DEBERT De certa maneira, qualquer conhecimento serve para nós. A gente é fruto do que a gente viveu. Mas não acho que nem o cinema nem a GoJames [N.R.: empresa de transporte fundada por Fabien que encerrou as operações em um ano] nos ajudam no dia a dia. Os desafios não param de crescer. O que faz a coisa funcionar é a dinâmica, a vontade de aprender, a abertura e a comunicação com as pessoas.
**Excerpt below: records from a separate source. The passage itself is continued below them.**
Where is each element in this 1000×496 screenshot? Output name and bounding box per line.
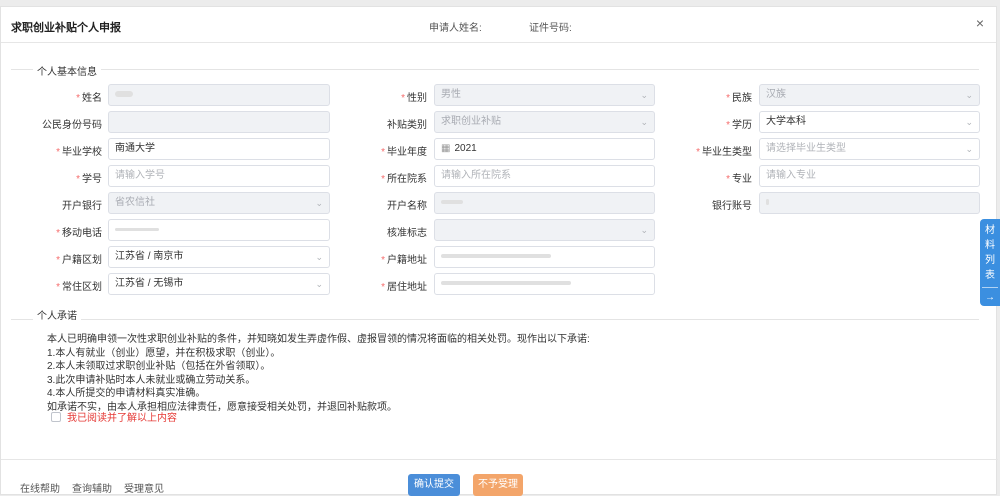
label-account-name: 开户名称 <box>387 201 427 212</box>
label-hukou-address: * 户籍地址 <box>381 255 427 266</box>
label-name: * 姓名 <box>76 93 102 104</box>
label-residence-region: * 常住区划 <box>56 282 102 293</box>
dialog-header: 求职创业补贴个人申报 申请人姓名: 证件号码: × <box>1 7 996 43</box>
label-school: * 毕业学校 <box>56 147 102 158</box>
chevron-down-icon: ⌄ <box>640 90 648 100</box>
student-no-input[interactable]: 请输入学号 <box>108 165 330 187</box>
residence-region-cascader[interactable]: 江苏省 / 无锡市 ⌄ <box>108 273 330 295</box>
commitment-line: 本人已明确申领一次性求职创业补贴的条件，并知晓如发生弄虚作假、虚报冒领的情况将面… <box>47 334 590 345</box>
label-student-no: * 学号 <box>76 174 102 185</box>
commitment-line: 4.本人所提交的申请材料真实准确。 <box>47 388 206 399</box>
label-subsidy-type: 补贴类别 <box>387 120 427 131</box>
redacted-value <box>115 227 159 231</box>
side-tab-char: 表 <box>985 270 995 281</box>
section-divider <box>11 69 979 70</box>
label-bank: 开户银行 <box>62 201 102 212</box>
redacted-value <box>441 254 551 259</box>
ethnicity-select[interactable]: 汉族 ⌄ <box>759 84 980 106</box>
grad-type-select[interactable]: 请选择毕业生类型 ⌄ <box>759 138 980 160</box>
chevron-down-icon: ⌄ <box>315 279 323 289</box>
commitment-text: 本人已明确申领一次性求职创业补贴的条件，并知晓如发生弄虚作假、虚报冒领的情况将面… <box>47 333 590 414</box>
education-select[interactable]: 大学本科 ⌄ <box>759 111 980 133</box>
label-ethnicity: * 民族 <box>726 93 752 104</box>
label-major: * 专业 <box>726 174 752 185</box>
label-verify-flag: 核准标志 <box>387 228 427 239</box>
label-residence-address: * 居住地址 <box>381 282 427 293</box>
read-confirm-checkbox[interactable] <box>51 411 61 422</box>
label-grad-type: * 毕业生类型 <box>696 147 752 158</box>
materials-list-tab[interactable]: 材 料 列 表 → <box>980 219 1000 306</box>
account-name-field[interactable] <box>434 192 655 214</box>
confirm-submit-button[interactable]: 确认提交 <box>408 474 460 496</box>
residence-address-input[interactable] <box>434 273 655 295</box>
section-title-basic-info: 个人基本信息 <box>33 63 101 78</box>
school-input[interactable]: 南通大学 <box>108 138 330 160</box>
id-number-field[interactable] <box>108 111 330 133</box>
chevron-down-icon: ⌄ <box>965 117 973 127</box>
redacted-value <box>766 199 769 206</box>
label-hukou-region: * 户籍区划 <box>56 255 102 266</box>
side-tab-char: 材 <box>985 225 995 236</box>
chevron-down-icon: ⌄ <box>965 90 973 100</box>
commitment-line: 3.此次申请补贴时本人未就业或确立劳动关系。 <box>47 374 256 386</box>
redacted-value <box>441 281 571 286</box>
major-input[interactable]: 请输入专业 <box>759 165 980 187</box>
footer-divider <box>1 459 998 460</box>
label-gender: * 性别 <box>401 93 427 104</box>
side-tab-char: 列 <box>985 255 995 266</box>
section-title-commitment: 个人承诺 <box>33 307 81 322</box>
chevron-down-icon: ⌄ <box>315 252 323 262</box>
hukou-region-cascader[interactable]: 江苏省 / 南京市 ⌄ <box>108 246 330 268</box>
bank-select[interactable]: 省农信社 ⌄ <box>108 192 330 214</box>
acceptance-opinion-link[interactable]: 受理意见 <box>124 480 164 495</box>
label-department: * 所在院系 <box>381 174 427 185</box>
redacted-value <box>115 91 133 98</box>
query-assist-link[interactable]: 查询辅助 <box>72 480 112 495</box>
commitment-line: 1.本人有就业（创业）愿望，并在积极求职（创业）。 <box>47 347 281 359</box>
label-id-number: 公民身份号码 <box>42 120 102 131</box>
close-icon[interactable]: × <box>972 15 988 31</box>
arrow-right-icon[interactable]: → <box>982 287 998 305</box>
redacted-value <box>441 200 463 205</box>
id-number-label: 证件号码: <box>529 23 572 34</box>
commitment-line: 2.本人未领取过求职创业补贴（包括在外省领取）。 <box>47 361 271 372</box>
online-help-link[interactable]: 在线帮助 <box>20 480 60 495</box>
label-education: * 学历 <box>726 120 752 131</box>
grad-year-picker[interactable]: ▦ 2021 <box>434 138 655 160</box>
reject-button[interactable]: 不予受理 <box>473 474 523 496</box>
read-confirm-label[interactable]: 我已阅读并了解以上内容 <box>67 409 177 424</box>
calendar-icon: ▦ <box>441 143 451 154</box>
section-divider <box>11 319 979 320</box>
label-bank-account: 银行账号 <box>712 201 752 212</box>
application-dialog: 求职创业补贴个人申报 申请人姓名: 证件号码: × 个人基本信息 * 姓名 * 性别… <box>0 6 998 496</box>
gender-select[interactable]: 男性 ⌄ <box>434 84 655 106</box>
footer-links: 在线帮助 查询辅助 受理意见 <box>20 480 164 495</box>
dialog-title: 求职创业补贴个人申报 <box>11 22 121 34</box>
applicant-name-label: 申请人姓名: <box>429 23 482 34</box>
side-tab-char: 料 <box>985 240 995 251</box>
name-field[interactable] <box>108 84 330 106</box>
chevron-down-icon: ⌄ <box>965 144 973 154</box>
read-confirm-checkbox-row[interactable]: 我已阅读并了解以上内容 <box>51 409 177 424</box>
label-mobile: * 移动电话 <box>56 228 102 239</box>
verify-flag-select[interactable]: ⌄ <box>434 219 655 241</box>
bank-account-field[interactable] <box>759 192 980 214</box>
chevron-down-icon: ⌄ <box>315 198 323 208</box>
hukou-address-input[interactable] <box>434 246 655 268</box>
subsidy-type-select[interactable]: 求职创业补贴 ⌄ <box>434 111 655 133</box>
department-input[interactable]: 请输入所在院系 <box>434 165 655 187</box>
mobile-input[interactable] <box>108 219 330 241</box>
chevron-down-icon: ⌄ <box>640 225 648 235</box>
label-grad-year: * 毕业年度 <box>381 147 427 158</box>
chevron-down-icon: ⌄ <box>640 117 648 127</box>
Isso é maior do que qualquer conhecimento anterior.
NEGÓCIOS Sua mentalidade mudou, da época em que fazia cinema para hoje? Você se encontrou nos negócios?
DEBERT Não me penso como uma pessoa de negócios. Ainda me penso como uma pessoa de tecnologia. Gosto muito desse mix, de negócios e tecnologia. Para mim, é o lugar ideal, do qual eu consigo falar razoavelmente bem, pelas duas perspectivas. Estudei Economia, então [empreender] sempre foi algo na minha cabeça, mas só agora faz sentido. Hoje, no mundo da tecnologia, os negócios têm uma cara muito diferente de 30 anos atrás. Menos formal, menos processual, mais diverso, mais rápido. Esse lugar faz sentido para mim. Não sei se me encaixaria bem na ideia que as pessoas tradicionalmente tinham de negócios dez anos atrás.
NEGÓCIOS Como a pandemia afetou a Loggi?
DEBERT Mudou tudo. O primeiro esforço foi garantir o bem-estar de todo mundo que trabalha com a gente. Seguimos os protocolos e estamos superconfortáveis com os resultados. Uma vez que estávamos seguros com o bem-estar de todos, ficou óbvio que a entrega, no momento de isolamento, seria essencial, e que a nossa parte na sociedade era fazer isso acontecer. Entramos na pandemia com as pessoas achando que receber pacotes em casa era um luxo, e agora está claro que é uma infraestrutura básica. Entendemos que nosso papel era continuar fazendo entregas e oferecê-las a mais pessoas, e estruturamos a companhia para isso. Tivemos uma expansão violenta. Colocamos mais de 100 milhões de brasileiros na rede durante a pandemia, e os volumes cresceram mais de 300%. Foi um desafio enorme, mas acho que a Loggi conseguiu fazer bem o papel de apoiar a sociedade e os clientes.
NEGÓCIOS O que vocês veem de tendência para o futuro?
DEBERT Há dois temas. Um, sempre muito importante, é o acesso. A entrega mais barata e mais rápida. Queremos cada vez mais brasileiros com acesso à variedade nos preços do e-commerce e precisamos ainda evoluir no preço e no tempo para chegar a todo mundo. Também falamos sempre da escolha do consumidor. É importante que quem compra tenha a entrega perfeita para suas necessidades, a flexibilidade para escolher o horário, o lugar, se quer retirar ou receber em casa. A ideia é acabar com a aflição da entrega para que se torne uma experiência quase invisível, que atende ao que você quer. A gente evoluiu muito aqui, mas tem um tanto para caminhar nos próximos anos.